When a patient is first released from the hospital with renal failure this is a scary and overwhelming time in their lives. Patients usually become confused, angry, and overwhelmed in the first few weeks after being told they have renal failure and need dialysis treatment. During this time a patient needs to familiarize themselves with the dialysis treatment procedures and options they have for the types of treatment available. Patients must take an active role in treatment if they plan to be successful while receiving dialysis.
Hemodialysis is a procedure the function of the kidneys to remove wastes and extra fluids from the bloodstream. This is accomplished by pumping the blood out of the body through the tubing. It is then sent to a dialyzer also know as the artificial kidney. While in the dialyzer the blood is cleaned and returned to the body through a separate tubing. The tubing is attached to two needles that are inserted into a patients vascular access site. The dialysis machine controls the amount of fluid and waste that is removed from the body and monitors the time length a patient remains on dialysis. It also monitors the temperature of the blood and the pressures during removal.
Hemodialysis can be performed in-center where a technician or nurse performs the treatment and monitors the patient while on dialysis. These treatments are usually performed three times during the week at a pre-scheduled time. Dialysis can be performed in the home setting where the patient is performing the dialysis and monitoring on themselves.
When performing dialysis in the home the patient can better manage their daily routines. Data has proven that the more a patient knows about their treatments and their treatment goals the more the patient can perform on their own. In turn, means the better success rate a patient has to perform in-home kidney dialysis treatment.
There are three types of in-home dialysis treatment. Conventional home hemodialysis is the first one. This is performed three times a week for approximately three to four hours per session. The patient and a caregiver are trained to perform dialysis safely and to be able to troubleshoot any problems that arise. The training may last anywhere from a few weeks to as long as several months. The second type is short daily dialysis. In this type of dialysis, the frequency is increased to five up to seven times per week. There is a new dialysis machine that is specifically for daily dialysis treatments.

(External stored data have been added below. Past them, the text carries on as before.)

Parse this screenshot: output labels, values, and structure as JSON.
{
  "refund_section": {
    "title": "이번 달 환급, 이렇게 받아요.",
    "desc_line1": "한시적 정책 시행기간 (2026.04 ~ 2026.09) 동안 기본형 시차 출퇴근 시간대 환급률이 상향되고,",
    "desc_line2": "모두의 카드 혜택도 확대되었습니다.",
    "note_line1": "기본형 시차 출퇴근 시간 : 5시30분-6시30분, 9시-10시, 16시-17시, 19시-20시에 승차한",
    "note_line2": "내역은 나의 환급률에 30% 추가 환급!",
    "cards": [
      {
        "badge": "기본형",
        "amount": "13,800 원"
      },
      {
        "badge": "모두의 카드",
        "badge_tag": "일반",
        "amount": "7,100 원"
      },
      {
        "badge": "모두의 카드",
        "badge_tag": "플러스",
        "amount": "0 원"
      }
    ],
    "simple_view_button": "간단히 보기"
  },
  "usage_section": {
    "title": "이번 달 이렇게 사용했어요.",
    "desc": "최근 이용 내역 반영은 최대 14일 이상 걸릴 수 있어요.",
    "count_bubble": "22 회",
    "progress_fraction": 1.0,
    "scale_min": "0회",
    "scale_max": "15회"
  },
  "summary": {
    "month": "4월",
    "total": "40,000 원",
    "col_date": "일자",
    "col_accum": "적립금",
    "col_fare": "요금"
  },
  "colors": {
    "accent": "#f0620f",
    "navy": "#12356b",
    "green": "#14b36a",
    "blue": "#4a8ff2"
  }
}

The sessions are approximately two hours in length each time. Because treatments are more frequently performed during daily dialysis the less fluid and waste needs to be removed during each session. The training time for this is also less because of the frequency of treatments. The more frequent the treatments the fewer side-effects are noted. Then there is the third option which is nocturnal home hemodialysis. These treatments are performed overnight and are long and slow treatments performed while the patient is sleeping. The frequency is either up to six nights a week or every other night. The training time for nocturnal dialysis is over a period of a few weeks. If the patient and caregiver are not comfortable performing treatments extra training can be given. Nocturnal treatments usually last about six to eight hours. The new machines will submit the dialysis data to the clinic via telephone modem or the internet to be reviewed by healthcare staff. If one dialysis option is not effective sometimes daily and nocturnal dialysis treatments are combined. The more dialysis time the more waste removal. The frequency of dialysis will be ordered by the nephrologist.